“The last few years have been the most volatile for all of recorded history.”
-Professor Andrew Lo
M.I.T. Sloan School of Management
“We don’t think that it’s a smart way to manage to be taking the temperature
every day because you’ll be trading your portfolio till the cows come home.”
–Alex Young
Standard and Poor’s Equity Research
You hate uncertainty and you’ve got uncertainty in spades in the last few years. You don’t have confidence in the government to deal effectively with economic issues like unemployment, deficit-reduction, and tax policy. You don’t trust Wall Street because much of the blame for the economic and market meltdown that began in 2008 comes from speculation and manipulation perpetrated by professionals who knew better either morally, ethically, and/or legally. You don’t have much confidence that the Euro nations can prevail on their less solvent members to adopt austerity measures to qualify for additional bail out funds. All in all it’s a bleak picture and markets are demonstrating that gloom. At the market close today, U.S. stocks fell more than 2% sending the Standard & Poor’s 500 Index to its biggest quarterly drop since 2008 largely on reports from China and Germany pointing to a global economy that is slowing.
So, what can you do? First, understand that daily buying and selling goes on because different types of investors are seeking to accomplish different types of returns. Day traders–both individuals and institutions–want to literally make a quick buck by sudden buys and rapid sells. You, by contrast, are looking for a long term investment that will grow on an after-tax basis faster than inflation. Ideally, you’d like to see your retirement account balances go up each and every month steadily.

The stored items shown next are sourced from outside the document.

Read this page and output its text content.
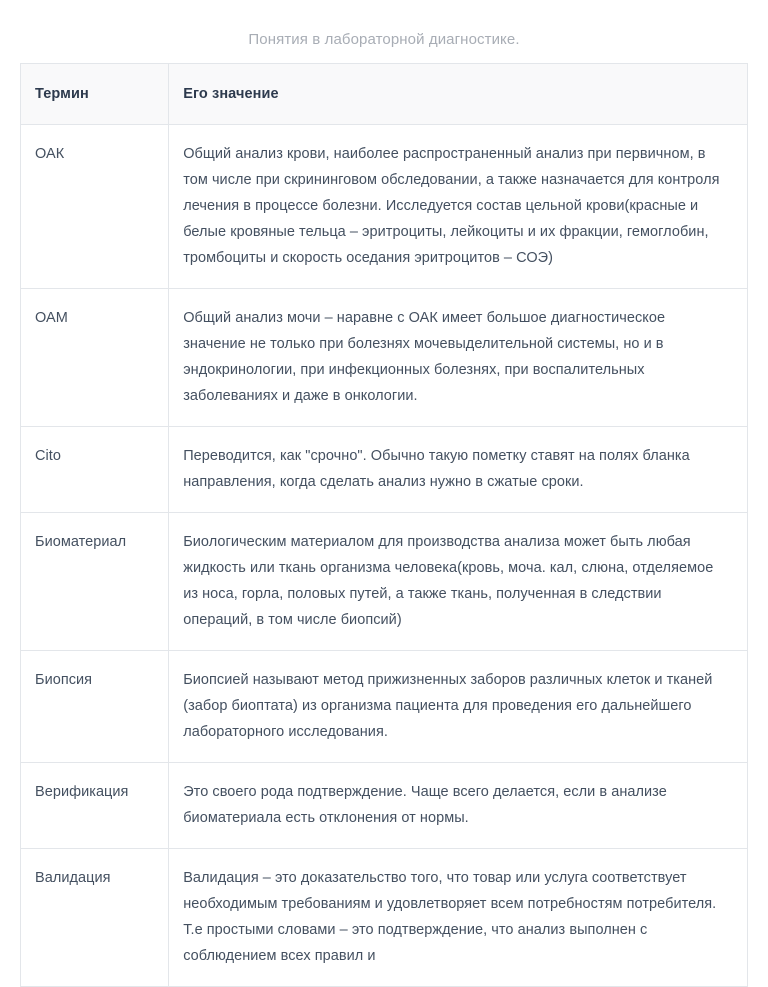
Понятия в лабораторной диагностике.
Термин	Его значение
ОАК	Общий анализ крови, наиболее распространенный анализ при первичном, в том числе при скрининговом обследовании, а также назначается для контроля лечения в процессе болезни. Исследуется состав цельной крови(красные и белые кровяные тельца – эритроциты, лейкоциты и их фракции, гемоглобин, тромбоциты и скорость оседания эритроцитов – СОЭ)
ОАМ	Общий анализ мочи – наравне с ОАК имеет большое диагностическое значение не только при болезнях мочевыделительной системы, но и в эндокринологии, при инфекционных болезнях, при воспалительных заболеваниях и даже в онкологии.
Cito	Переводится, как "срочно". Обычно такую пометку ставят на полях бланка направления, когда сделать анализ нужно в сжатые сроки.
Биоматериал	Биологическим материалом для производства анализа может быть любая жидкость или ткань организма человека(кровь, моча. кал, слюна, отделяемое из носа, горла, половых путей, а также ткань, полученная в следствии операций, в том числе биопсий)
Биопсия	Биопсией называют метод прижизненных заборов различных клеток и тканей (забор биоптата) из организма пациента для проведения его дальнейшего лабораторного исследования.
Верификация	Это своего рода подтверждение. Чаще всего делается, если в анализе биоматериала есть отклонения от нормы.
Валидация	Валидация – это доказательство того, что товар или услуга соответствует необходимым требованиям и удовлетворяет всем потребностям потребителя. Т.е простыми словами – это подтверждение, что анализ выполнен с соблюдением всех правил и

Second, accept the fact that market activity reflects a lot of “noise” (pundits’ opinions, rumors, speculative musings) and sometimes the “signal” (earnings per share, firm productivity, financial statement strength) gets ignored. Third, realize that in the long run a balanced portfolio of high quality, low cost mutual funds with attractive, consistent, risk-adjusted returns serves the best interests of diligent and serious investors.
You can’t control most of what is around you and certainly not the major issues of the U.S. economy or markets or those of the rest of the world. According to a New York Times analysis, since 2000 price swings of 4% or more have happened 6 times more frequently than they did on average in the 4 decades before 2000. That in and of itself is a deafening level of “noise”that discourages and depresses investors and makes rational decision-making very difficult. If you’re discouraged, think about following the suggestion of a friend of mine, “I don’t even read my monthly statements anymore. I just file them away.”